As the press release says, they’re buying it to fortify their Sun openxVM brand by getting a “virtual lab” component. As always, a blog post - here, Sun’s Steve Wilson’s - is the best “press release” on this account:
Where xVM Server is competitive with something like VMware ESX Server, VirtualBox is more like VMware Workstation/Fusion or Parallels Desktop. Except of course, that VirtualBox supports more host platforms than any of these products, and is open source and free!
Sun is a believer in customers digging (and buying) it’s entire stack, from metal, to middleware, to UI. Perhaps I’m reading too much into this, but something like VirtualBox seems like developer tooling. Indeed, much of the early success of virtualization as we know it today came from developers needing to run many different machines on one box. That is, instead of having a physical lab for all of their testing and development, they had “virtual labs.”
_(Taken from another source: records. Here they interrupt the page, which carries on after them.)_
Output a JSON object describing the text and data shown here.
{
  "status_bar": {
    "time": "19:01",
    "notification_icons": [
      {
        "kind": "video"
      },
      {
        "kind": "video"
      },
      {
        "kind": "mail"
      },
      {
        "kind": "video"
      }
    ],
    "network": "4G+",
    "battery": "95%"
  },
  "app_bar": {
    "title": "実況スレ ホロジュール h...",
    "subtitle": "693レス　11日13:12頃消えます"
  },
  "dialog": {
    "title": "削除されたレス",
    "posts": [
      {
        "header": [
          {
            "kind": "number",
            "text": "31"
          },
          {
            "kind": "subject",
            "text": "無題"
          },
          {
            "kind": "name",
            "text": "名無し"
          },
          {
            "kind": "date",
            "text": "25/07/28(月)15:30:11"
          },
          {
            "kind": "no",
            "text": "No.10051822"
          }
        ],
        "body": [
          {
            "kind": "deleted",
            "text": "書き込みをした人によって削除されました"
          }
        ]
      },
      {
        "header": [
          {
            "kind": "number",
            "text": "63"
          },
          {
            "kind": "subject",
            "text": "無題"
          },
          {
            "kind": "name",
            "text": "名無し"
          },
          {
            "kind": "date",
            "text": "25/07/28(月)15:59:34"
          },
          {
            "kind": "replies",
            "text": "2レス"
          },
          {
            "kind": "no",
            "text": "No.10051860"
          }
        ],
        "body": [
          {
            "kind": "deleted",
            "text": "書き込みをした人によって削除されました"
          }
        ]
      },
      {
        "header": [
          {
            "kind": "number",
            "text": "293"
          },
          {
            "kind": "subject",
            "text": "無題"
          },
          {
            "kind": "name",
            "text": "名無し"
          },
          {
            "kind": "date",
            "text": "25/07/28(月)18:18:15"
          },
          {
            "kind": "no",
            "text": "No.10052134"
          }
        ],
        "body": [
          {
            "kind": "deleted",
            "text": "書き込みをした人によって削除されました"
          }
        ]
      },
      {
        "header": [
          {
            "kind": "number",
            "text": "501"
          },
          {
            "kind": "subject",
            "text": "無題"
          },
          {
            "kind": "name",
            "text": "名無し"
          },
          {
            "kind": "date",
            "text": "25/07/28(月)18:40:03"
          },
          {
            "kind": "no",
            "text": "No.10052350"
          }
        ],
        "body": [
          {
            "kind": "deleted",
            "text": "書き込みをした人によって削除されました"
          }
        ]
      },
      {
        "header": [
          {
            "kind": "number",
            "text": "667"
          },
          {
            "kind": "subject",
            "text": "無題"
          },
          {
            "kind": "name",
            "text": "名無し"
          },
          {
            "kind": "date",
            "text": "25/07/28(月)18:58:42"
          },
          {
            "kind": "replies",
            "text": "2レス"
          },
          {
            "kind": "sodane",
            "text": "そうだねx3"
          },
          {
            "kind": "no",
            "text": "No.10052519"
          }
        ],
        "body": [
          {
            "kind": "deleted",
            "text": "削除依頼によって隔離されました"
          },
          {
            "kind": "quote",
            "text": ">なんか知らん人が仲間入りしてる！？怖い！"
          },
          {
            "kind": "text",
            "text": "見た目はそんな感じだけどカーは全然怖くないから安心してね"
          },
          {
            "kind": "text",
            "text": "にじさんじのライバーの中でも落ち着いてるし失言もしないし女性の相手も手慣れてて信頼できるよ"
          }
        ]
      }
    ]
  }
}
As someone who used to hoard old boxes under my desk for DIY labs - the companies I worked for where always shockingly cheap and tedious to deal with when it came to getting equipment for testing - you can just have one beefy box with a virtual lab running on it. Of course, there’s all sorts of benefits for testing (getting a clean setup quickly) and debugging (looking over snap-shots of virtual machines for problems) with virtual labs as well.
So, from a “I’ve read a bunch of press releases and blog posts” perspective: it’d seem that Sun now has their “server virtualization” check box ticked off, as well as their “desktop virtualization” check box.
Hopefully they’ll get a bunch of Solaris image up and ready to go online as well so I don’t have to install them in Fusion. I’m still looking for a server to hook my orphaned Sun Ray up to.
Disclaimer: Sun is a client. Thanks for the pointer to Steve Wilson’s from Chris Kanaracus and some background from Matt Ray.